Sin embargo y con todos los adelantos, el nacimiento sigue siendo un trauma, un paso difícil y arriesgado, y superar los primeros nueve meses de vida en este planeta sigue siendo un triunfo, porque durante ese tiempo el bebé debe adecuarse forzosamente a la vida terrestre añorando su anterior vida dentro del vientre.
No es nada exagerado asegurar que la primera muerte que experimenta un ser humano es su propio nacimiento, ya que debe abandonar su vida previa, separarse de su madre y encarnarse en su propio e independiente cuerpo de ahí en adelante.
El bebé es un espíritu encarnado que lo sabe todo
Una leyenda árabe cuenta que el bebé, desde que es concebido y a lo largo de los nueve meses de espera, lo sabe absolutamente todo, lo conoce todo. Sabe lo que es el universo, las estrellas y sus misterios.
Conoce el presente, el pasado y el futuro, porque sabe que son una misma línea, un todo donde dimensionalmente se dan una serie de eventos, los cuales también conoce.
Sabe de todas las artes y de todas las ciencias, de todos los libros escritos y por escribir. Conoce por tanto la Biblia al igual que el Corán, y todos los textos sagrados que en el mundo han sido y serán.
En el cerebro del bebé hay las suficientes neuronas para tener todo el conocimiento.
En el alma del bebé hay el suficiente espacio para todos los sentimientos.
El espíritu del bebé está conectado con el todo, por eso conoce los misterios de la vida, la muerte y los infinitos planos de la existencia.

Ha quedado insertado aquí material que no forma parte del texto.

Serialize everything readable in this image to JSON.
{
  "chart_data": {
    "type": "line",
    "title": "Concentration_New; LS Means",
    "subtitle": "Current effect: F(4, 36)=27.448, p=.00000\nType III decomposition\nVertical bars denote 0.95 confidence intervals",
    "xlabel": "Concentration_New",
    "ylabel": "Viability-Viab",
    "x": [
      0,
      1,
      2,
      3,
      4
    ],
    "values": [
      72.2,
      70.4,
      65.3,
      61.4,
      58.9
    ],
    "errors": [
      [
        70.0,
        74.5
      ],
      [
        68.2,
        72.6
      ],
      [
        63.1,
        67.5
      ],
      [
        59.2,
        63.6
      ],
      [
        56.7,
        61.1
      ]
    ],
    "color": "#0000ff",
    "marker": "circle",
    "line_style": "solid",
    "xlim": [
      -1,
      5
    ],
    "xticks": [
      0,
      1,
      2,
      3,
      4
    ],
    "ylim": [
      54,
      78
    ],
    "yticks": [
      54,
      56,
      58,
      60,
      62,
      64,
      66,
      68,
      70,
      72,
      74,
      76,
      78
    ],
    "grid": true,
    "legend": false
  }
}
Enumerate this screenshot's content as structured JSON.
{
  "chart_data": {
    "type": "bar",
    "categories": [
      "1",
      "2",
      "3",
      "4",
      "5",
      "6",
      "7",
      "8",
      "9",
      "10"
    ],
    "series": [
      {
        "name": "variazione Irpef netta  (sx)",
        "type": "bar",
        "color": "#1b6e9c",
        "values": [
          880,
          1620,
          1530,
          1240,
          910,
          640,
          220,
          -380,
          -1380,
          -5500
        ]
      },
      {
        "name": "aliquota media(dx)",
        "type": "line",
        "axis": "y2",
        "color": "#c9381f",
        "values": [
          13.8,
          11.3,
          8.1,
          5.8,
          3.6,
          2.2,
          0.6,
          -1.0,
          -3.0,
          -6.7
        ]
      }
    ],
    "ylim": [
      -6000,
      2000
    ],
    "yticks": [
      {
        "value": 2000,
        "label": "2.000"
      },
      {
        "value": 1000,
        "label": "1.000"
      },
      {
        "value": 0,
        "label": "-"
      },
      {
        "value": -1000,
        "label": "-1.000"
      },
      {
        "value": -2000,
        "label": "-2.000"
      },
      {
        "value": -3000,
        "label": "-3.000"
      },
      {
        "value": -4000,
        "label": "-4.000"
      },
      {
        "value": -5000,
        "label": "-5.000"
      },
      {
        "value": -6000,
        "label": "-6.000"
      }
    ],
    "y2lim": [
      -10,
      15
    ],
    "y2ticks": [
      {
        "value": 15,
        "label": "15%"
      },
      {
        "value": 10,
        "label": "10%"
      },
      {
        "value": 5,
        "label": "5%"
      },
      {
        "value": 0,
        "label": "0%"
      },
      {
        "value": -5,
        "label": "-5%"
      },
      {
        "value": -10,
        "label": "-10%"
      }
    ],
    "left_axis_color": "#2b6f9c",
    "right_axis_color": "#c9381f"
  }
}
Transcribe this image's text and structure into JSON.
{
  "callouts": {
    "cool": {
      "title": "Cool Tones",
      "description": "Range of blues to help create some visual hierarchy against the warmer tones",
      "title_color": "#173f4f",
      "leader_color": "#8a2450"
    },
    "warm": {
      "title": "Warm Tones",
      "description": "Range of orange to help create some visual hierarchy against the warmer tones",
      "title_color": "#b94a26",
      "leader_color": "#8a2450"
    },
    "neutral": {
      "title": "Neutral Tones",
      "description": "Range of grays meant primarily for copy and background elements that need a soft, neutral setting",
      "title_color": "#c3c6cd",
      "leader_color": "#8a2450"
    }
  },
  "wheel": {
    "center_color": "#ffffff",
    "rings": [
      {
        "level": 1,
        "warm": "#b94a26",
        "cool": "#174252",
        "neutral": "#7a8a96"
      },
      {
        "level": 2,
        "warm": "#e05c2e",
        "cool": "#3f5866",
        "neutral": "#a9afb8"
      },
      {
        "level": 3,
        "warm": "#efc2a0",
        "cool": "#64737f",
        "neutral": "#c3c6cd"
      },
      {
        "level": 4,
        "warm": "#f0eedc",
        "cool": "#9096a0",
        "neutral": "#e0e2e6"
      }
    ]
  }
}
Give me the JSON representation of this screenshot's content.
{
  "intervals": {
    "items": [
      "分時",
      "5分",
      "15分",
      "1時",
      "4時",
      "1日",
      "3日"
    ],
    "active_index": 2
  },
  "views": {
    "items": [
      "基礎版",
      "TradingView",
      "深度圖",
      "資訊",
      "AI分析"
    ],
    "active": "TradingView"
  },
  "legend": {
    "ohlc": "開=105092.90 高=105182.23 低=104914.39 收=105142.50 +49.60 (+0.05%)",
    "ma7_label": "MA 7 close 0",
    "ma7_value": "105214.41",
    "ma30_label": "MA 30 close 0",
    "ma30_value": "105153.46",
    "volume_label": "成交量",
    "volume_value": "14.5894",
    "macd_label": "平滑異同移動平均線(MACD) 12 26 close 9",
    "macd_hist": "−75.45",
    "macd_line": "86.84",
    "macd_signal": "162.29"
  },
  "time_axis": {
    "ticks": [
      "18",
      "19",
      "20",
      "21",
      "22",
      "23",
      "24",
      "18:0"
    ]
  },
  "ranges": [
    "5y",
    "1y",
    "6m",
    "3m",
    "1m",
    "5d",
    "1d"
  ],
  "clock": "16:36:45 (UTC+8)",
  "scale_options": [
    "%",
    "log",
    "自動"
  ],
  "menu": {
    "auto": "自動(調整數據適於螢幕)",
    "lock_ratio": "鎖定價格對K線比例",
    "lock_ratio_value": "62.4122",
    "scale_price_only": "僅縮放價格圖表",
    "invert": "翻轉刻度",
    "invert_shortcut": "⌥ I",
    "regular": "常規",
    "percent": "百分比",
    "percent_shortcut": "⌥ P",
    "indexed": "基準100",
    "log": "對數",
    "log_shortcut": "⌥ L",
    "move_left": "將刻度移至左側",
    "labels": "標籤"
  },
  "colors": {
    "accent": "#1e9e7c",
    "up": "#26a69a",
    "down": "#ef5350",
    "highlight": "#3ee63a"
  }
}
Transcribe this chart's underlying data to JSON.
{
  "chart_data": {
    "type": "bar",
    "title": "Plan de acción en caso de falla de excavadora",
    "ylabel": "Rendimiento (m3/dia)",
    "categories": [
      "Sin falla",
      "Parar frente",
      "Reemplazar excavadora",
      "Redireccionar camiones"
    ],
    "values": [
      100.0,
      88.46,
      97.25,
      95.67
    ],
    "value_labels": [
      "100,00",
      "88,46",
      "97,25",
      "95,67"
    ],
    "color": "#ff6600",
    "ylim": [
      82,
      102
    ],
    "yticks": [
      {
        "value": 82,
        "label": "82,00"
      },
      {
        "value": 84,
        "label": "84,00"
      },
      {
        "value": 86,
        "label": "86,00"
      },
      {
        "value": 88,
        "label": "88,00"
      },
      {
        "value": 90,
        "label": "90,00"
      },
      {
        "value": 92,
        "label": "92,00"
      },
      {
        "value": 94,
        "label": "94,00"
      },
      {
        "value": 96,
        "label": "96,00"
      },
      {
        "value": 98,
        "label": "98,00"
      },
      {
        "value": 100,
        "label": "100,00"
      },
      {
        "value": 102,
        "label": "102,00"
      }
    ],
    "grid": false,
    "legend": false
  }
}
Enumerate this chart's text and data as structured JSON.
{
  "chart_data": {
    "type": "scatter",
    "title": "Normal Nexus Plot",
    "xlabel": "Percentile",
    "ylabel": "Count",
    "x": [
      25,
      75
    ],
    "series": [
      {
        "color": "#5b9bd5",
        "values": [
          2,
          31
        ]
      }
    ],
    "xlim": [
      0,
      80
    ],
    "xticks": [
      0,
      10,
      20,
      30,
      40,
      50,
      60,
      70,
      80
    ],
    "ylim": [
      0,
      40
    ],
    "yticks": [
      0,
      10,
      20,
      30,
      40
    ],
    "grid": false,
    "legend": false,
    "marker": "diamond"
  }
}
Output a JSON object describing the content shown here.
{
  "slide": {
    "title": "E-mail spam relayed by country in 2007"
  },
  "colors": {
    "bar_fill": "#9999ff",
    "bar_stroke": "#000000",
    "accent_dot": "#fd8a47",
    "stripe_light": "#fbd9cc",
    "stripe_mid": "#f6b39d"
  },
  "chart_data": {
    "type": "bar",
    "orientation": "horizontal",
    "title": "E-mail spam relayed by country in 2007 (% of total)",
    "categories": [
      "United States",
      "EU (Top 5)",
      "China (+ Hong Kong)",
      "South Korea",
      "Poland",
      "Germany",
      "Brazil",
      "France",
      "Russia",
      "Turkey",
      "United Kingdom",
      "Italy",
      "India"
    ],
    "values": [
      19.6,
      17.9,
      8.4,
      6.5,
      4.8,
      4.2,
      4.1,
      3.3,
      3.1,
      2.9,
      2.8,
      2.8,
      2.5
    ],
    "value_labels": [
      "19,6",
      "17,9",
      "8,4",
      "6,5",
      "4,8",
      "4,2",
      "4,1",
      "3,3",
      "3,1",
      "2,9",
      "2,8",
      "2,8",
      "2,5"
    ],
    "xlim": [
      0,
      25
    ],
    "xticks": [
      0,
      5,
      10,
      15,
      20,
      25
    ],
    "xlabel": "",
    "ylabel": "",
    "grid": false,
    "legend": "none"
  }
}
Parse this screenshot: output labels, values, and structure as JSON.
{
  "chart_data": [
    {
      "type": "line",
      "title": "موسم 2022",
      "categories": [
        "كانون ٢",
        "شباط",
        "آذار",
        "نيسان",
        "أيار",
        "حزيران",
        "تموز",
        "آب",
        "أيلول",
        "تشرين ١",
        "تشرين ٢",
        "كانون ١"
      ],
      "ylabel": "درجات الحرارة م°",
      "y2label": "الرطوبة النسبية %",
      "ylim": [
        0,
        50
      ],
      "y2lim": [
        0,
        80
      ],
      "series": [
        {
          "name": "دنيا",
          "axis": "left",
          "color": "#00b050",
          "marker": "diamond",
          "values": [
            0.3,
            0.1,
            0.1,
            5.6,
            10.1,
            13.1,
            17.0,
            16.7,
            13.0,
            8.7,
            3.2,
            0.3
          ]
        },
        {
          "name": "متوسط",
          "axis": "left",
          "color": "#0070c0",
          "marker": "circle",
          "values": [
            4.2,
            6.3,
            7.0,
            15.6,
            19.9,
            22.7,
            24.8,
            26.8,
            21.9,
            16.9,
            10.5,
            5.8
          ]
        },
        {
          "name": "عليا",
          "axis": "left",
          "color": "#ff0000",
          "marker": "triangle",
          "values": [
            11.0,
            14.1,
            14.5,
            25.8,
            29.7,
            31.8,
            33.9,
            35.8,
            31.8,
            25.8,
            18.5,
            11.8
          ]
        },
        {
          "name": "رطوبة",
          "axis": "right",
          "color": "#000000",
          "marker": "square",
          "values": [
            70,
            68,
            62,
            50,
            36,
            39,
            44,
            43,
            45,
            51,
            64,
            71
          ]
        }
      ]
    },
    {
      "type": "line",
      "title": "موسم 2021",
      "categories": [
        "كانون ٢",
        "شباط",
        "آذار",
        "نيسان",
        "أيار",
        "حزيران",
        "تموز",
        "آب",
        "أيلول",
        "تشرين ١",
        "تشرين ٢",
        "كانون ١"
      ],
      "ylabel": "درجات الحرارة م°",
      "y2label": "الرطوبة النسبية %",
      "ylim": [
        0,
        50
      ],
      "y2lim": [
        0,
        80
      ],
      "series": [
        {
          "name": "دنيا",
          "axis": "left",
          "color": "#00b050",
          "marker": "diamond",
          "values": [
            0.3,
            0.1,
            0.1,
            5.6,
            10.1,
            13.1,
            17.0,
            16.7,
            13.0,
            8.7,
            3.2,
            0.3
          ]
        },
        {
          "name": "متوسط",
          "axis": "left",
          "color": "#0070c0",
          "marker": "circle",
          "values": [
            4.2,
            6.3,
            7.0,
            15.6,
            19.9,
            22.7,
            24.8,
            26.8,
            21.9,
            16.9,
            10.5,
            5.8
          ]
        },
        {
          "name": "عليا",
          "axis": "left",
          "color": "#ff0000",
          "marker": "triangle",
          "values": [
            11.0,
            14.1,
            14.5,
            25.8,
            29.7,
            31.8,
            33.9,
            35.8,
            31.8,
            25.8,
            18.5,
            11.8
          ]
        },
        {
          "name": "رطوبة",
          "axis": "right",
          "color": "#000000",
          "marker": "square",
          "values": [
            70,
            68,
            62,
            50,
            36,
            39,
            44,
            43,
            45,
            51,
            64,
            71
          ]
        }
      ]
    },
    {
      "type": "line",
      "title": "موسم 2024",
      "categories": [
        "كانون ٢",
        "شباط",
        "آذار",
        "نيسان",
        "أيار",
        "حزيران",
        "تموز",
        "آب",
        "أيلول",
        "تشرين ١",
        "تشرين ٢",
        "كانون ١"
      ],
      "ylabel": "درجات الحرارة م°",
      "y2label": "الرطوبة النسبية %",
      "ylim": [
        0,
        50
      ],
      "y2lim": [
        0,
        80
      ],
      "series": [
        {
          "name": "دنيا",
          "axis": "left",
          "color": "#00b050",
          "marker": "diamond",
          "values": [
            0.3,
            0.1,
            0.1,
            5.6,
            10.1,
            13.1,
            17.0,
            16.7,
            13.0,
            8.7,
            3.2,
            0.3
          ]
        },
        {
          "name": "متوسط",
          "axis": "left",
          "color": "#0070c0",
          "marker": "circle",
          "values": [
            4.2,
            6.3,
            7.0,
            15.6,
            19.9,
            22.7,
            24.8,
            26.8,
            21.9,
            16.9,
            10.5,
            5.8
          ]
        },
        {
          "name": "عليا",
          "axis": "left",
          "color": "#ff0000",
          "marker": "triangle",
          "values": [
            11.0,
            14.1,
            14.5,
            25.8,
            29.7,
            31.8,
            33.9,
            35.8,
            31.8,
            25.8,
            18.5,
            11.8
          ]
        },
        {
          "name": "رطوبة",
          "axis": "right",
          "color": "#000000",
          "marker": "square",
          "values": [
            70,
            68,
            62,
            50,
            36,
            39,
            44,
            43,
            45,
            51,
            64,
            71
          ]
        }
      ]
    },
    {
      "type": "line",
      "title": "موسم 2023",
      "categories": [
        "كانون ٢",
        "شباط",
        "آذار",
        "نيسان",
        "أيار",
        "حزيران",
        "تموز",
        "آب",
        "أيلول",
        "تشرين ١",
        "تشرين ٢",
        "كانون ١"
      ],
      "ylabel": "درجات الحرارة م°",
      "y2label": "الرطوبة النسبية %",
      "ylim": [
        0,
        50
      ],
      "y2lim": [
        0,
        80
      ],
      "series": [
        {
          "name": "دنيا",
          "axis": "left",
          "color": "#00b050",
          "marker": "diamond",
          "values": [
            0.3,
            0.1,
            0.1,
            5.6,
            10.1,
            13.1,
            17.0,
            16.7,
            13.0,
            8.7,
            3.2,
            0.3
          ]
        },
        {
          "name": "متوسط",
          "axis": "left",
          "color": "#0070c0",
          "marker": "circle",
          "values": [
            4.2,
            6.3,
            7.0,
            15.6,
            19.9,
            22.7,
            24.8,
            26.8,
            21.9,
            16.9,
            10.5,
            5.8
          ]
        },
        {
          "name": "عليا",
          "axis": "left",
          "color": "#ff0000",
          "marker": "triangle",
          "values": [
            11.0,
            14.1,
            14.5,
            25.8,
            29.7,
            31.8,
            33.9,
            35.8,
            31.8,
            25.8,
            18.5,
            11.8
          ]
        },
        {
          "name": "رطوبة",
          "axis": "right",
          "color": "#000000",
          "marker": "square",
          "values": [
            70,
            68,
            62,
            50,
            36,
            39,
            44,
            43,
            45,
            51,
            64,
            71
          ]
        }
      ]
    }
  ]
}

El bebé tiene consciencia plena. Mientras se desarrolla y se prepara para el alumbramiento, contempla lo que será su propia vida en este planeta, mientras observa el resto del universo y reflexiona sobre su trascendencia.
Lo conoce todo, y a todos, en su esencia, materia y existencia. Nada se le escapa.
Justo cuando va a nacer, un ser de luz le toca los labios para que olvide y guarde silencio, y le dice amorosamente: “Tú que lo sabes todo, ahora tendrás que vivir, experimentar y aprender. ¡Aprende!”.
Pero, ¿dónde estamos antes de ser concebidos?
En el cielo.
En el limbo.
En las estrellas.
En un mundo paralelo.
En el más allá tras una muerte previa.
En el eterno continuo a la espera de manifestarnos físicamente dentro del samsara o rueda del destino.
En el alma de otro ser que eclosionará para dar lugar a mil vidas por lo menos.
En otro cuerpo, muerto o vivo, esperando ocupar el cuerpo de otra persona transmigrando nuestro espíritu.
En un sueño de Visnú.
Junto a uno de los seis mil dioses que pueblan las creencias de la humanidad.
Como materia dispersa en el espacio.
Como materia dispersa en este mundo.
Como energía.
Como subpartículas atómicas.
Haciendo cola y a la espera de que nos toque el turno de instalarnos en un ser en el momento de la concepción, como quien hace un viaje turístico.
En las residencias celestiales como ángeles caídos o no caídos.
En un paraíso.
En el mar de la vida.
En un gen egoísta que espera su turno para medrar y continuar existiendo a través de diferentes cuerpos.
En el todo.
En la nada.
En el estado intermedio.
En un tribunal celestial que nos ha condenado a esta vida dentro de la cárcel que es este planeta.
En un laboratorio que experimenta con nosotros.
En un programa de computación.
En una ilusión que da lugar a otras ilusiones como esta vida.
En la potencia creadora del cosmos.
En las páginas del libro del destino.
Simple y llanamente en la eternidad a la que volveremos muy pronto y de la cual venimos y vamos continuamente en las formas más increíbles, incluyendo la forma de seres humanos.